Conclusion: PNI was a significant prognostic indicator for ENKTL.
Introduction
As a rare non-Hodgkin's lymphoma, extranodal natural killer/T cell lymphoma, nasal type (ENKTL) is closely associated with Epstein–Barr virus infection and relatively prevalent in Asia and South America (1, 2). Although the patients' prognosis has been obviously improved by new drugs and radiotherapy techniques (3, 4), some of them are still frequently relapsed.
Previous studies indicated the compromised prognostic role of international prognostic index (IPI) in ENKTL compared to other aggressive non-Hodgkin's lymphomas (5, 6). Therefore, the Korean Prognostic Index (KPI) was proposed, and its prognostic power could be further improved by integrating some laboratory results (7–10). After that, other predictors were explored, such as regional lymph node involvement, primary tumor invasion, hemoglobin level, and others (11–13).

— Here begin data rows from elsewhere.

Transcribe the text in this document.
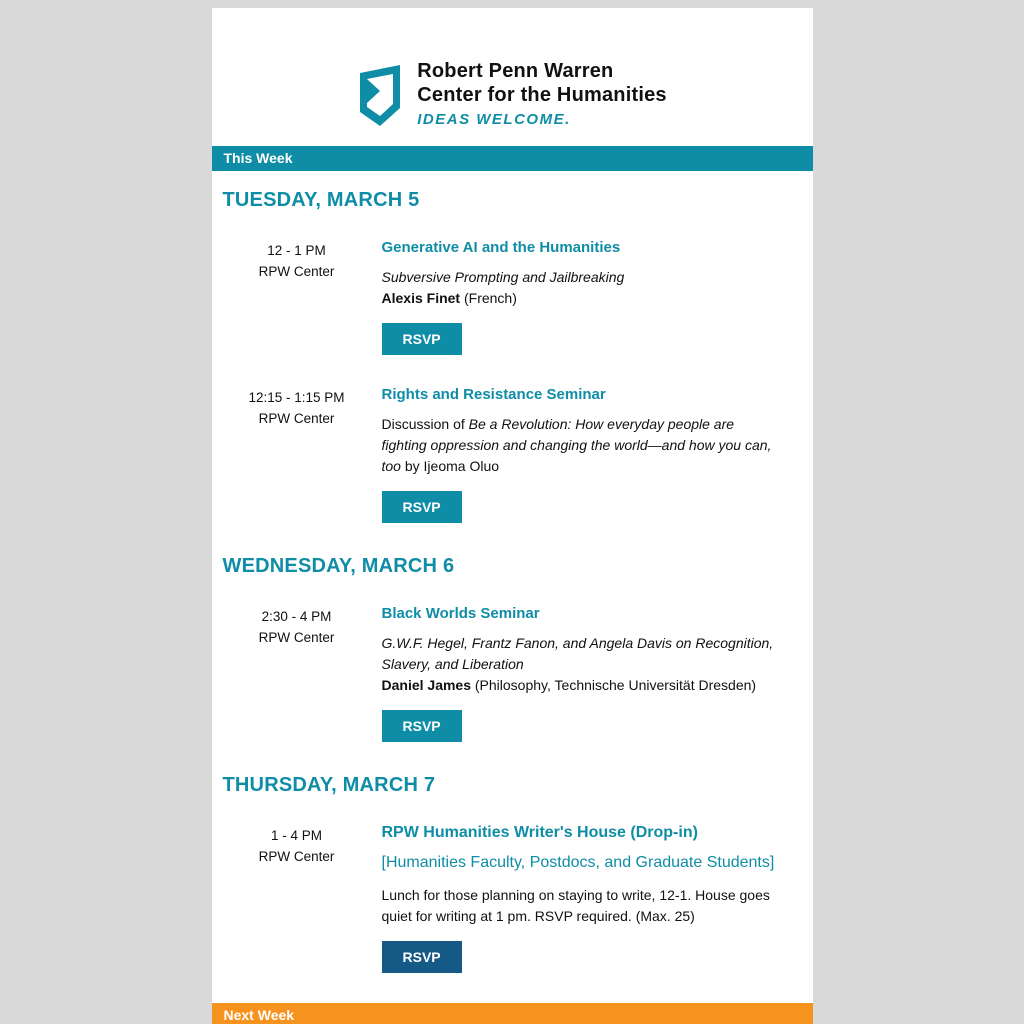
Robert Penn Warren
Center for the Humanities
IDEAS WELCOME.
This Week
TUESDAY, MARCH 5
12 - 1 PM
RPW Center
Generative AI and the Humanities

Subversive Prompting and Jailbreaking

Alexis Finet (French)

RSVP
12:15 - 1:15 PM
RPW Center
Rights and Resistance Seminar

Discussion of Be a Revolution: How everyday people are fighting oppression and changing the world—and how you can, too by Ijeoma Oluo

RSVP
WEDNESDAY, MARCH 6
2:30 - 4 PM
RPW Center
Black Worlds Seminar

G.W.F. Hegel, Frantz Fanon, and Angela Davis on Recognition, Slavery, and Liberation

Daniel James (Philosophy, Technische Universität Dresden)

RSVP
THURSDAY, MARCH 7
1 - 4 PM
RPW Center
RPW Humanities Writer's House (Drop-in)
[Humanities Faculty, Postdocs, and Graduate Students]

Lunch for those planning on staying to write, 12-1. House goes quiet for writing at 1 pm. RSVP required. (Max. 25)

RSVP
Next Week
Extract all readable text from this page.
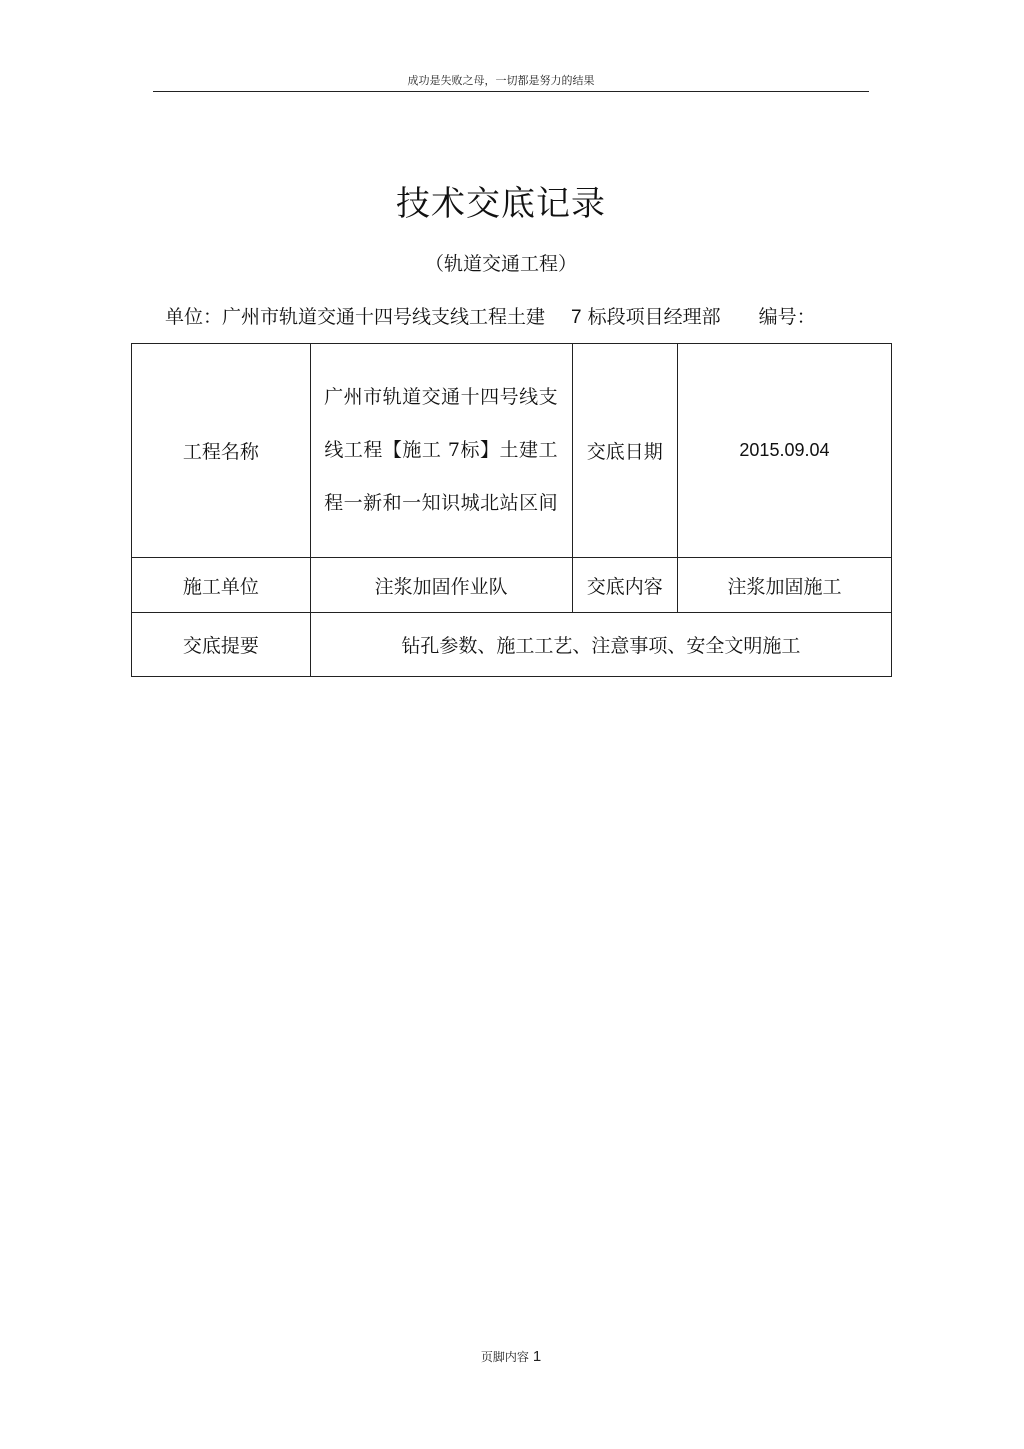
成功是失败之母，一切都是努力的结果
技术交底记录
（轨道交通工程）
单位：广州市轨道交通十四号线支线工程土建 7 标段项目经理部 编号：
工程名称	广州市轨道交通十四号线支线工程【施工 7标】土建工程一新和一知识城北站区间	交底日期	2015.09.04
施工单位	注浆加固作业队	交底内容	注浆加固施工
交底提要	钻孔参数、施工工艺、注意事项、安全文明施工		
页脚内容 1
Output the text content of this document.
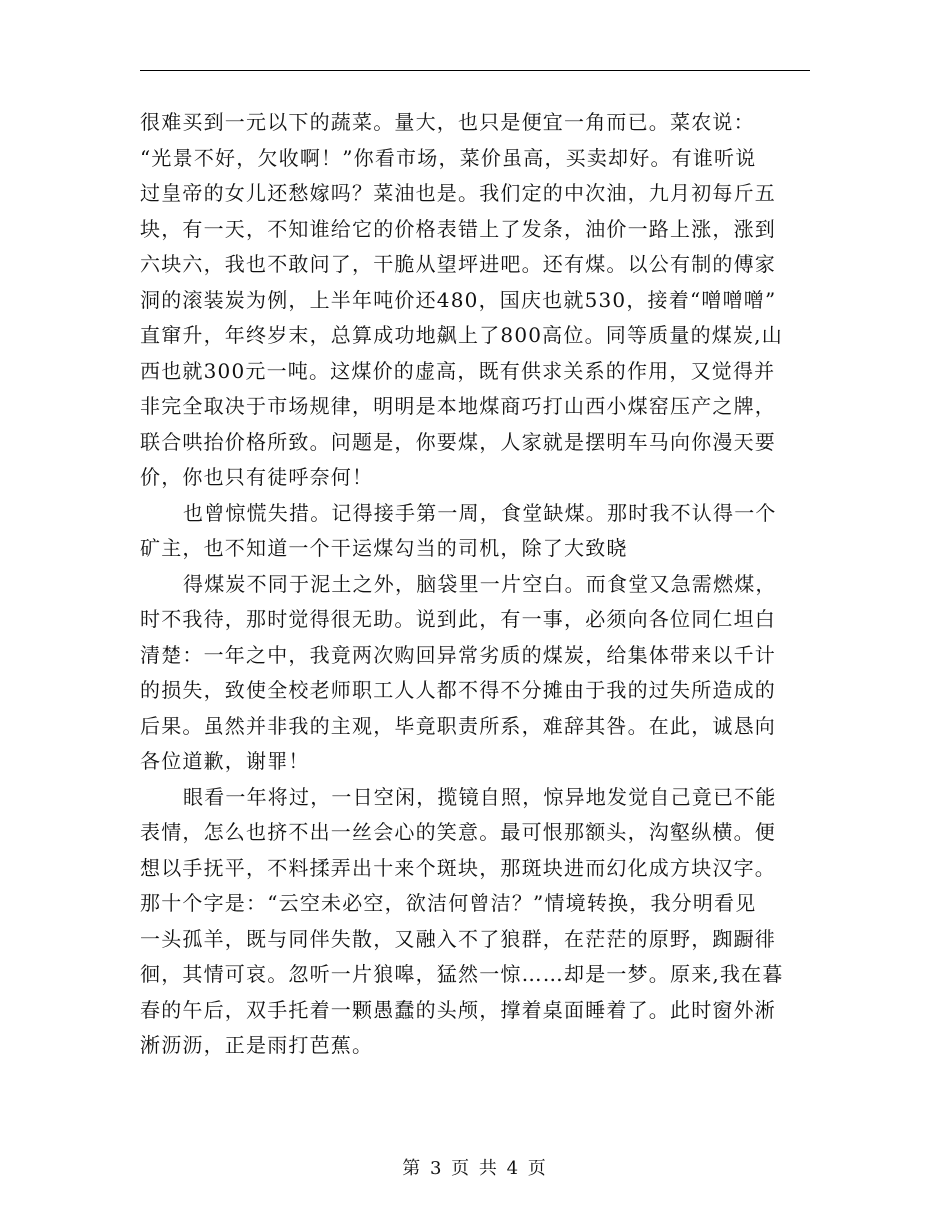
很难买到一元以下的蔬菜。量大，也只是便宜一角而已。菜农说：
“光景不好，欠收啊！”你看市场，菜价虽高，买卖却好。有谁听说
过皇帝的女儿还愁嫁吗？菜油也是。我们定的中次油，九月初每斤五
块，有一天，不知谁给它的价格表错上了发条，油价一路上涨，涨到
六块六，我也不敢问了，干脆从望坪进吧。还有煤。以公有制的傅家
洞的滚装炭为例，上半年吨价还480，国庆也就530，接着“噌噌噌”
直窜升，年终岁末，总算成功地飙上了800高位。同等质量的煤炭,山
西也就300元一吨。这煤价的虚高，既有供求关系的作用，又觉得并
非完全取决于市场规律，明明是本地煤商巧打山西小煤窑压产之牌，
联合哄抬价格所致。问题是，你要煤，人家就是摆明车马向你漫天要
价，你也只有徒呼奈何！
也曾惊慌失措。记得接手第一周，食堂缺煤。那时我不认得一个
矿主，也不知道一个干运煤勾当的司机，除了大致晓
得煤炭不同于泥土之外，脑袋里一片空白。而食堂又急需燃煤，
时不我待，那时觉得很无助。说到此，有一事，必须向各位同仁坦白
清楚：一年之中，我竟两次购回异常劣质的煤炭，给集体带来以千计
的损失，致使全校老师职工人人都不得不分摊由于我的过失所造成的
后果。虽然并非我的主观，毕竟职责所系，难辞其咎。在此，诚恳向
各位道歉，谢罪！
眼看一年将过，一日空闲，揽镜自照，惊异地发觉自己竟已不能
表情，怎么也挤不出一丝会心的笑意。最可恨那额头，沟壑纵横。便
想以手抚平，不料揉弄出十来个斑块，那斑块进而幻化成方块汉字。
那十个字是：“云空未必空，欲洁何曾洁？”情境转换，我分明看见
一头孤羊，既与同伴失散，又融入不了狼群，在茫茫的原野，踟蹰徘
徊，其情可哀。忽听一片狼嗥，猛然一惊……却是一梦。原来,我在暮
春的午后，双手托着一颗愚蠢的头颅，撑着桌面睡着了。此时窗外淅
淅沥沥，正是雨打芭蕉。
第 3 页 共 4 页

It was reported that the progression of cancer was strongly associated with inflammation and nutritional status (14). Although the molecular mechanism was still unclear, many nutrition and inflammatory factors were related to the prognosis of cancer patients (9, 15, 16). The prognostic nutritional index (PNI), calculated from serum albumin (17) and absolute peripheral lymphocyte count (18), is an integrated factor for both nutritional status and systemic inflammation. It was a prognostic marker for some malignancies, including diffuse large B cell lymphoma and follicular lymphoma (19–21). Therefore, in this study, we tried to evaluate its prognostic ability among ENKTL patients.
Materials and Methods
Patients and Method
From Jan 2002 to Dec 2018, ENKTL (nasal type) patients were retrospectively retrieved from the documents at the Shanxi Provincial Cancer Hospital. The inclusion criteria were as follows: (a) pathologically proved ENKTL according to the WHO Classification of Tumors of Haematopoietic and Lymphoid Tissues, (b) no anti-tumor treatment before diagnosis, (c) with follow-up >1 month. Patients with upper and non-upper aerodigestive tract NK/T-cell lymphoma (UADT and non-UADT) were stratified according to the previous studies (22). Primary tumor invasion (PTI) was assessed according to the published criteria (23). The followed prognostic factors included those in the models of IPI (24), KPI (5), PIT (25), and PINK (26), and sex, laboratory measurements, etc. The study was approved by the ethics committees at the Shanxi Provincial Cancer Hospital, and the review board approved to waive the requirement for informed consent.
Laboratory Measurements
Blood cells and serum albumin level were quantified by the Sysmex XE-5000 fully automated hematological analyzer (Japan) and the Hitachi 7600 automatic biochemical analyzer (Japan), respectively. The reports included white blood cell (WBC), neutrophil, monocyte, lymphocyte, and platelet count, hemoglobin, and serum albumin levels. PNI was calculated by Equation (1) (27).
Statistical Analysis
The optimal cutoff value for stratifying PNI was determined by the change point method from Contal and O'Quigley (SurvMisc package, R project, version 3.6.1) (28). The potentially confounded factors between the high- and low-PNI groups were balanced by the propensity score matching (PSM) method with a ratio of 1:1 and a caliper width of 0.5 (Matchit package, R project, version 3.6.1) (29). The matched factors included treatment modalities, age, sex, ECOG score, Ann Arbor Stage, B symptoms, LDH level, regional lymph node involvement, subtype, and extranodal sites of involvement. Between the matched PNI stratifications, patient characteristics were in Supplementary Table 1, and the univariate and multivariate analysis against OS/PFS were performed.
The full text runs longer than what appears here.